ROUTES AFRICA: Ugandan CAA Calls for Africa to Unite and Push Forward Liberalisation
The head of the Ugandan Civil Aviation Authority (CAA) took the opportunity at this year’s Routes Africa forum in his home country to push aviation officials to help bring about a ‘United Africa’ to enable air transport to grow to its full potential. In his address to delegates during the event's Welcome Reception on the Olympic Pool Lawns at The Speke Resort and Conference Centre, Dr W Rama Makuza, Managing Director, Uganda CAA, reinforced a much heard message from around the continent and the need for enhanced connectivity and cooperation within the Continent.
Part of the reason for Africa’s under-served status is that many African countries restrict their air services markets to protect the share held by state-owned air carriers. This practice originated in the early 1960s when many newly-independent African states created national airlines, in part, to assert their status as nations.

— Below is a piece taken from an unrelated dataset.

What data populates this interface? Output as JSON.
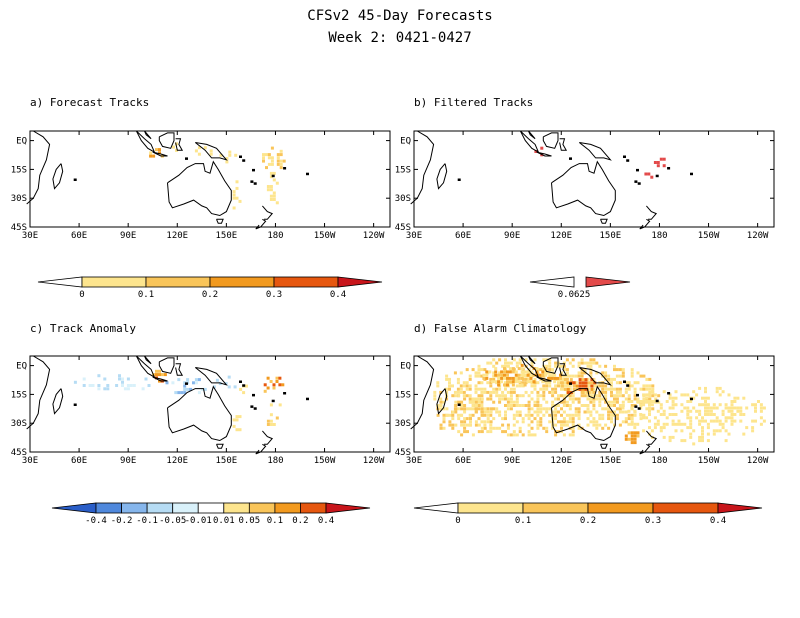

Now, however, most have recognised that the strict regulatory protection that sustains such carriers, has detrimental effects of air safety records, while also inflating air fares and dampening air traffic growth and has actually led to the collapse of a number of flag carriers.
Indeed, African ministers responsible for civil aviation themselves acknowledged this in 1999, when they adopted the Yamoussoukro Decision, named for the Ivorian city in which it was agreed. It commits its 44 signatory countries to deregulate air services, and promote regional air markets open to transnational competition.
This followed up on the Yamoussoukro Declaration of 1988, in which many of the same countries agreed to principles of air services liberalisation. In 2000, the Decision was endorsed by head of states and governments at the Organization of African Unity, and became fully binding in 2002 but progress has been slow.
“The Yamoussoukro Decision made in the 1960s has yet to make any progress and is taking far too long,” explained Makuza to the audience of aviation and tourism officials, calling on them all to lobby Governments across Africa to push forward the process. “Wherever you are, tell the policy makers in individual states that Africa is the still the youngest in the business of air transport.”
“I would urge each of us that is here in different capacity contributing to air transport that we keep demanding for liberalising air transport because we need faster movement of goods and people with airlines between the States so that air transport can achieve what it has been achieved in other parts of the world,” he added.